A Dulcet Melody
A melody is truly great when it can grab you with only the simplest accompaniment. Indeed, a great melody makes you want only the simplest accompaniment. We could make a list of the great melodies of all time, but the list would be filled with clichés -- those melodies sunk so deep into the popular awareness, we can hardly hear them anymore. Here's a better list: simple melodies that are great, but have escaped so far the attention they deserve.
My nominee is An den Mond, D. 259 by Franz Schubert. Lieder aficionados know it, but not the wider public.
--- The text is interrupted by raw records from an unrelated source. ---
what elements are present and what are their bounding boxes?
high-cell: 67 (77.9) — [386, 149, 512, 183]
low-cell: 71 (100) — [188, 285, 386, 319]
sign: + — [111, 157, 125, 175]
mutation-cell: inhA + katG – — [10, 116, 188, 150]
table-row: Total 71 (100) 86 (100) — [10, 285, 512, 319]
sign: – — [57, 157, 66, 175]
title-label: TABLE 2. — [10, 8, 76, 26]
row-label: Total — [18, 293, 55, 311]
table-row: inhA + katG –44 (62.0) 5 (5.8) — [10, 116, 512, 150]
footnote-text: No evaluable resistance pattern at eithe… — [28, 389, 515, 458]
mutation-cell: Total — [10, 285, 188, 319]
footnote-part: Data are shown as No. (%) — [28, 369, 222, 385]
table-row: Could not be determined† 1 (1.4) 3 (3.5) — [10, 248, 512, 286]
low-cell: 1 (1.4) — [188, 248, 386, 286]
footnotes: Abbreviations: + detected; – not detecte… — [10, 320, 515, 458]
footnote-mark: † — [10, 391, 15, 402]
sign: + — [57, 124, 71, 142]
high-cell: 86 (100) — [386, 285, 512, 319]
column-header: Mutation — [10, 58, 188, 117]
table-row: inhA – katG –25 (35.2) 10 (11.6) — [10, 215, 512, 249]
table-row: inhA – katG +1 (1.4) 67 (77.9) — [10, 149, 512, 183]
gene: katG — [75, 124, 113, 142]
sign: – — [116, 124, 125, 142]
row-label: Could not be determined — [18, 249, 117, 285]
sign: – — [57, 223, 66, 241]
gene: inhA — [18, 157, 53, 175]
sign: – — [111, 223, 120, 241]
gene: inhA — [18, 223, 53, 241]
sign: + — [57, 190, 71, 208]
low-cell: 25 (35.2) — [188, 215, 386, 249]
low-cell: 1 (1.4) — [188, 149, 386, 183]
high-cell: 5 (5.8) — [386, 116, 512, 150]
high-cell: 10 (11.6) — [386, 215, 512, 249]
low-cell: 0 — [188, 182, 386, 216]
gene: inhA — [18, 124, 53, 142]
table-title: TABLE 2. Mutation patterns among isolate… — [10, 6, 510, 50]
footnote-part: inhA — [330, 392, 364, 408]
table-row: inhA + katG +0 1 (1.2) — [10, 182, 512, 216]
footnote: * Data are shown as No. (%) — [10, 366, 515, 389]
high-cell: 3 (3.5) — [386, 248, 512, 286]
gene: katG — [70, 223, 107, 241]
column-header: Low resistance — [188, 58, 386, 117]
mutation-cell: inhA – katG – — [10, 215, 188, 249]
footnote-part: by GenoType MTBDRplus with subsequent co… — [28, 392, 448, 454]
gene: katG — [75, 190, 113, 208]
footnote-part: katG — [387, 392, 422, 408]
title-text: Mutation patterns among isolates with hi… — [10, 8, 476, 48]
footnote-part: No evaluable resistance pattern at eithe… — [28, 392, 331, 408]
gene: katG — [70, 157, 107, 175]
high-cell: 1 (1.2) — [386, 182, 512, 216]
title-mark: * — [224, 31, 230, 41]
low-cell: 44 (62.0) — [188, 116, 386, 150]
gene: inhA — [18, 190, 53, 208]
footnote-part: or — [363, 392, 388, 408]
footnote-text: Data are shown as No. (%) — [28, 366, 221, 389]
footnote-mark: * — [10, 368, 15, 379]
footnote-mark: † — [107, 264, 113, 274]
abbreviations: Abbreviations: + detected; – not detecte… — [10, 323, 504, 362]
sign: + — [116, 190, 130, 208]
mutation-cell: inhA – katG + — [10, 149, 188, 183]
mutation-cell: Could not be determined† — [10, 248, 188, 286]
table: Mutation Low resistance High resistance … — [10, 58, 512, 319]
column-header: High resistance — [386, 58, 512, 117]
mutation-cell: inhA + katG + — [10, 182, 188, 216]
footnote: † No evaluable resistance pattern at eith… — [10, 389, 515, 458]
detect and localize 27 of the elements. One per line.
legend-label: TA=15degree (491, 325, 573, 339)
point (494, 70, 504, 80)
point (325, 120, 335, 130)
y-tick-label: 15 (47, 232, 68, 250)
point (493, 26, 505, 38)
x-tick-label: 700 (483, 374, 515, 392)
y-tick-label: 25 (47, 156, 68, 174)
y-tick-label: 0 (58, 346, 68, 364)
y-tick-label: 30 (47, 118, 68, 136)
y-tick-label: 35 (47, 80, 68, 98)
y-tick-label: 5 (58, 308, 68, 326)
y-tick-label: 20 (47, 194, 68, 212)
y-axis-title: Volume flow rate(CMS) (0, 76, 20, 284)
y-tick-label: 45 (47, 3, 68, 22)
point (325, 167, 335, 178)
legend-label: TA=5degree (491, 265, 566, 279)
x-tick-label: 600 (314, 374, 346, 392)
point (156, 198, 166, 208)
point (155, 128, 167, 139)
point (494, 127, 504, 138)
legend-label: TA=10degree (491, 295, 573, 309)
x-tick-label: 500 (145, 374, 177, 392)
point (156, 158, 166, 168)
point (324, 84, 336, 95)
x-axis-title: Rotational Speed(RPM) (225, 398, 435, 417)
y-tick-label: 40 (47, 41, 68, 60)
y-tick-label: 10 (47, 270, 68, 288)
If you are a chord progression geek like me, listen for the mid-song transition from the candence-ending dominant chord to a sub-dominant. to start the next phrase. Am I nuts, or is that mind-blowing? Or both?
Matthias Goerne renders An den Mond well, in the optimal key. My only regret is his failure to savor the notes by means of a slower tempo -- that's a common problem with this song. Still, it's a delicious performance. Taste and see.
Let's have your nominations.
Umie the Umlaut says, "ask your doctor about the Fredösphere!"

3 Comments:
OK, I'm not sure I understand the criteria, but I'll play....
There's a brief tune in Ravel's opera L'enfant et les Sortilèges where the little boy sings to the Princess "Toi, le coeur de la rose...". (Rehearsal 73 in the Durand score.)
The tune is almost entirely repeated notes, accompanied by three solo violins playing block quarter-note chords. Twenty bars of pure loveliness.
(But, really, just drop the needle anywhere in that piece.)
there is a passage, without accompaniment in Pelleas and Mellisande that grabs me every time i hear it. Just one line, so elegant.
I think both Debussy and Ravel are filled with moments of intense melody that is heard no where else. (the middle movement of debussy's Second set of Images has a tune which is so simple and elegant, its painfully beautiful)
Satie wrote one obscure work filled with an incredible melody- Les Oiseaux.
I would also nominate Prokofiev- the middle movement of his third concerto for piano has this one chromatic melody with little harmonic backing that is just sublime. it makes me melt. (that one is kinda famous.... sorta, but still, underrated!)
"Love in Her Eyes Sits Playing," a tenor aria from Handel's masque, "Acis and Galetea." Sumptuous. Sensual. Sex made sound.